What do these very different populations have in common? All require customized one-on-one care for many hours per day which is already lacking for most, and is growing increasingly so with rising instance rates of diseases and disorders and the growth of the aging population. While safe, trained, and affordable human care is always best, when such care is impossible to get, safe, trained, and affordable technology has the potential to fill the growing gap.
My Interaction Lab’s research at the University of Southern California defined the field of socially assistive robotics (SAR), the research into the development of robots capable of helping people through social rather than physical interaction. To date, we have explored socially assistive robots for providing rehabilitation for stroke patients, children with autism, Alzheimer’s patients, and exercise for healthy elderly. One aspect of our research focuses on understanding how the robot’s embodiment, the fact that it is a physical entity co-present with the user, influences the interaction when no physical interaction is involved. A growing body of research shows that people engage more, respond better, and sustain the influence of physical robots over non-physical agents (e.g., computer or cell phone simulations). A weight loss study showed that participants using a simple robot were more motivated to lose weight then those using a computer agent or a standard notebook method [Kidd]. Another study found that elderly residents in a retirement home showed no significant preference for a live dog over a robot dog (a Sony Aibo). In a recent study we performed with 66 adults, 33 of whom were over 65, we found a strong statistically significant preference for a robot coach over a computer agent coach with identical appearance and capabilities. Most interestingly, the older participants had a stronger preference for the robot, exactly countering the popular misconception about older people and robots. Such evidence is mounting.
We are interested in what causes these effects, but that is likely a neuroscience study. In the meantime, we are studying when these effects appear and how we may leverage them to create more effective robot caregivers, through the use of appropriate body language, expressions, relational and functional properties of the robot.

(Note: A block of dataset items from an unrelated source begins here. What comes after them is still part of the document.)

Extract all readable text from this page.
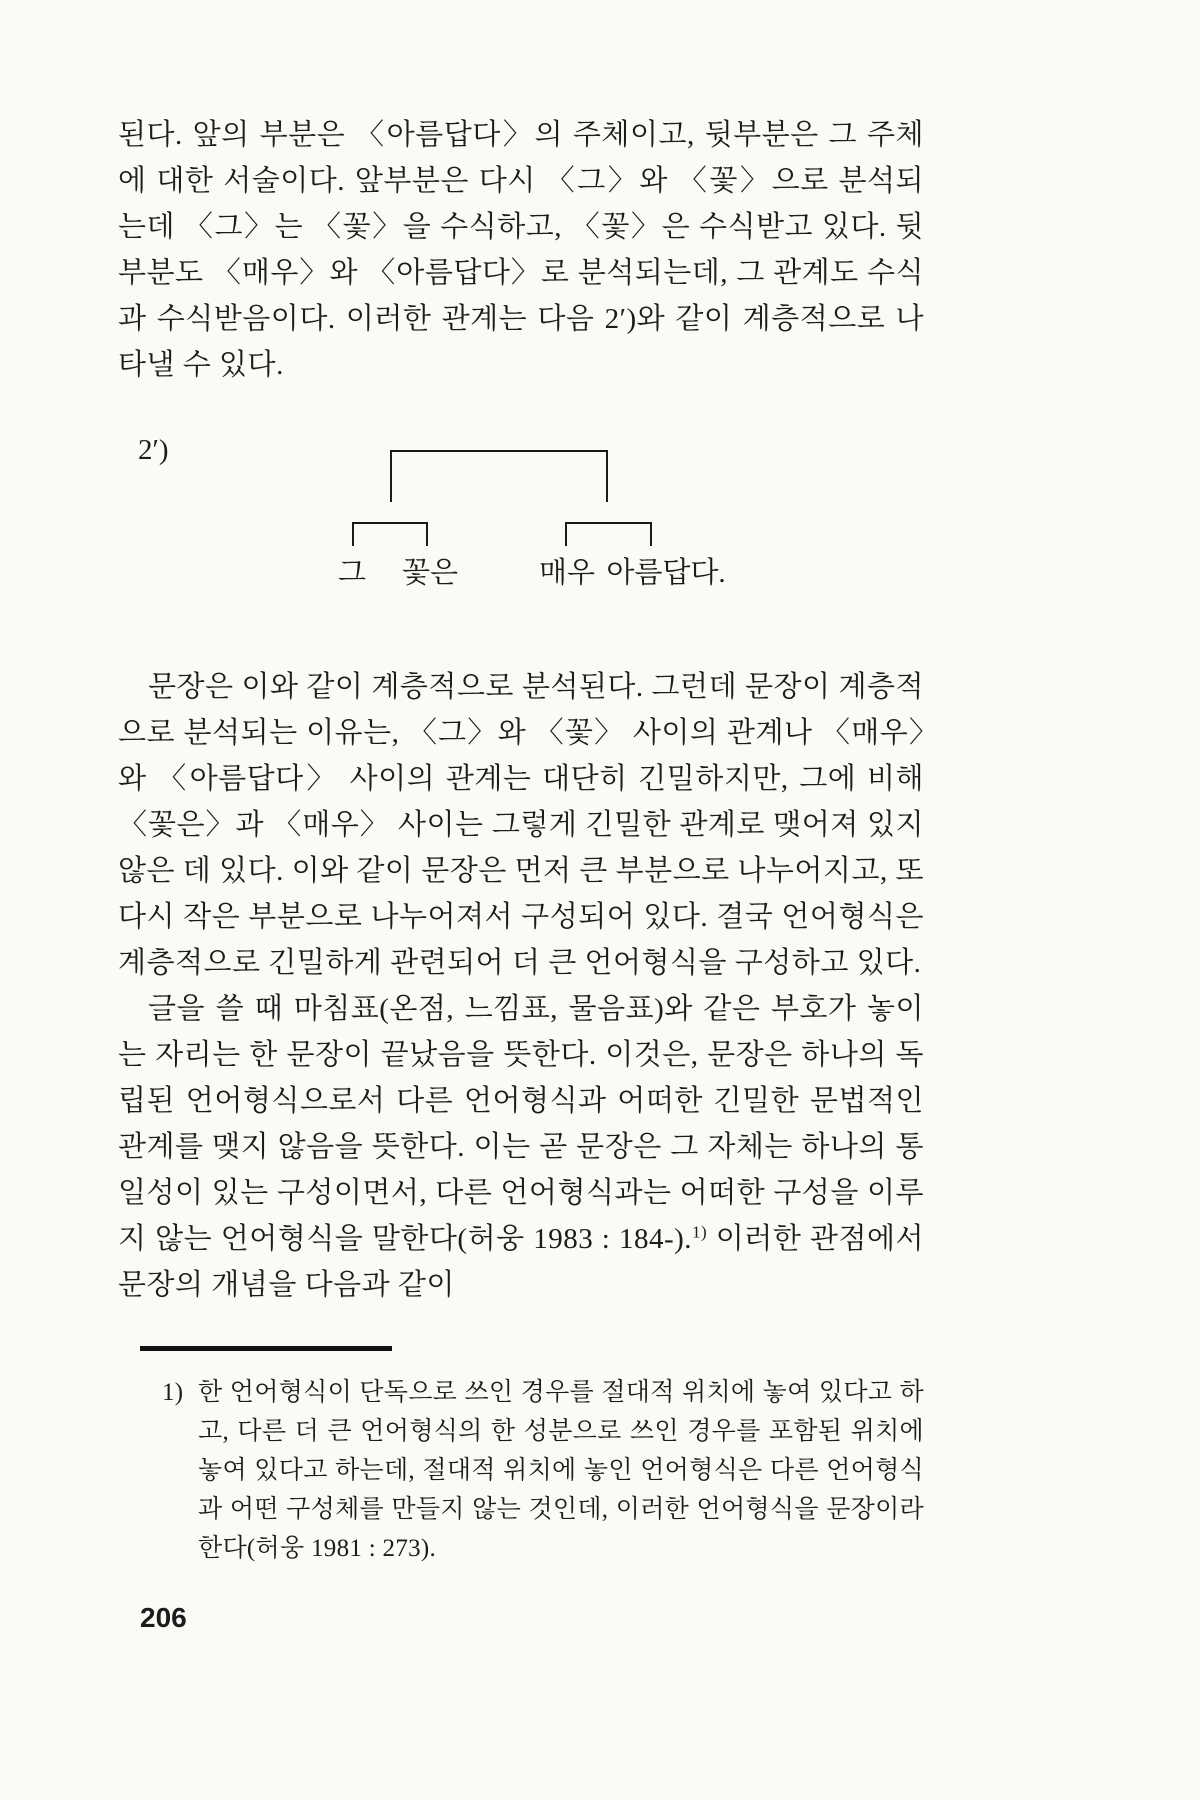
된다. 앞의 부분은 〈아름답다〉의 주체이고, 뒷부분은 그 주체에 대한 서술이다. 앞부분은 다시 〈그〉와 〈꽃〉으로 분석되는데 〈그〉는 〈꽃〉을 수식하고, 〈꽃〉은 수식받고 있다. 뒷부분도 〈매우〉와 〈아름답다〉로 분석되는데, 그 관계도 수식과 수식받음이다. 이러한 관계는 다음 2′)와 같이 계층적으로 나타낼 수 있다.

2′)
그 꽃은	매우 아름답다.

문장은 이와 같이 계층적으로 분석된다. 그런데 문장이 계층적으로 분석되는 이유는, 〈그〉와 〈꽃〉 사이의 관계나 〈매우〉와 〈아름답다〉 사이의 관계는 대단히 긴밀하지만, 그에 비해 〈꽃은〉과 〈매우〉 사이는 그렇게 긴밀한 관계로 맺어져 있지 않은 데 있다. 이와 같이 문장은 먼저 큰 부분으로 나누어지고, 또 다시 작은 부분으로 나누어져서 구성되어 있다. 결국 언어형식은 계층적으로 긴밀하게 관련되어 더 큰 언어형식을 구성하고 있다.

글을 쓸 때 마침표(온점, 느낌표, 물음표)와 같은 부호가 놓이는 자리는 한 문장이 끝났음을 뜻한다. 이것은, 문장은 하나의 독립된 언어형식으로서 다른 언어형식과 어떠한 긴밀한 문법적인 관계를 맺지 않음을 뜻한다. 이는 곧 문장은 그 자체는 하나의 통일성이 있는 구성이면서, 다른 언어형식과는 어떠한 구성을 이루지 않는 언어형식을 말한다(허웅 1983 : 184-).$^{1)}$ 이러한 관점에서 문장의 개념을 다음과 같이

1) 한 언어형식이 단독으로 쓰인 경우를 절대적 위치에 놓여 있다고 하고, 다른 더 큰 언어형식의 한 성분으로 쓰인 경우를 포함된 위치에 놓여 있다고 하는데, 절대적 위치에 놓인 언어형식은 다른 언어형식과 어떤 구성체를 만들지 않는 것인데, 이러한 언어형식을 문장이라 한다(허웅 1981 : 273).
206
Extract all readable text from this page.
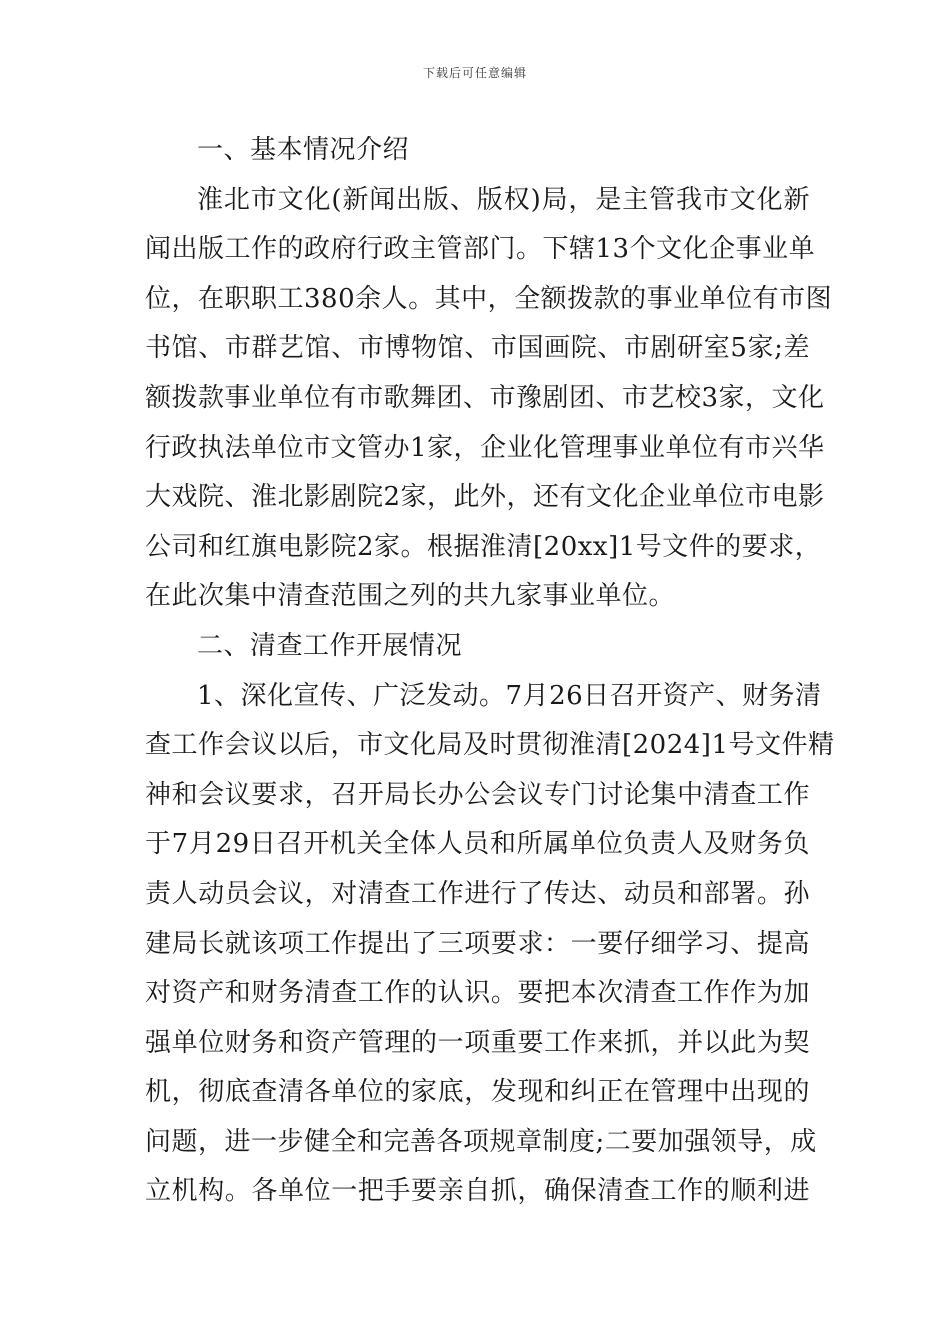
下载后可任意编辑
一、基本情况介绍
淮北市文化(新闻出版、版权)局，是主管我市文化新
闻出版工作的政府行政主管部门。下辖13个文化企事业单
位，在职职工380余人。其中，全额拨款的事业单位有市图
书馆、市群艺馆、市博物馆、市国画院、市剧研室5家;差
额拨款事业单位有市歌舞团、市豫剧团、市艺校3家，文化
行政执法单位市文管办1家，企业化管理事业单位有市兴华
大戏院、淮北影剧院2家，此外，还有文化企业单位市电影
公司和红旗电影院2家。根据淮清[20xx]1号文件的要求，
在此次集中清查范围之列的共九家事业单位。
二、清查工作开展情况
1、深化宣传、广泛发动。7月26日召开资产、财务清
查工作会议以后，市文化局及时贯彻淮清[2024]1号文件精
神和会议要求，召开局长办公会议专门讨论集中清查工作
于7月29日召开机关全体人员和所属单位负责人及财务负
责人动员会议，对清查工作进行了传达、动员和部署。孙
建局长就该项工作提出了三项要求：一要仔细学习、提高
对资产和财务清查工作的认识。要把本次清查工作作为加
强单位财务和资产管理的一项重要工作来抓，并以此为契
机，彻底查清各单位的家底，发现和纠正在管理中出现的
问题，进一步健全和完善各项规章制度;二要加强领导，成
立机构。各单位一把手要亲自抓，确保清查工作的顺利进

We are exploring methods for motivating people through social interaction involving speech, gesture, embodied games, and any other social tools available to the robot, in all cases without any physical work or contact with the user. We impose the non-contact constraint for both safety and affordability: robots that can manipulate objects in the real world need both sophisticated sensing and effectors (arms, hands, fingers/grippers), and the associated hardware in the form of motors and batteries. The former require higher cost, the latter require weight and thus reduced safety. Since our interest is in socially assistive, affordable, and safe systems, we stay away from physical contact. However, there is also a great deal of interesting and challenging research in touch and manipulation; researchers are working on smaller, lighter, safer and more affordable robot bodies.
It is interesting to contemplate, and important to prepare for, the not-so-distant future that will feature the convergence of various technologies, including mobile apps and agents, aware homes, and personalized socially assistive robots, all aiming to improve human quality of life.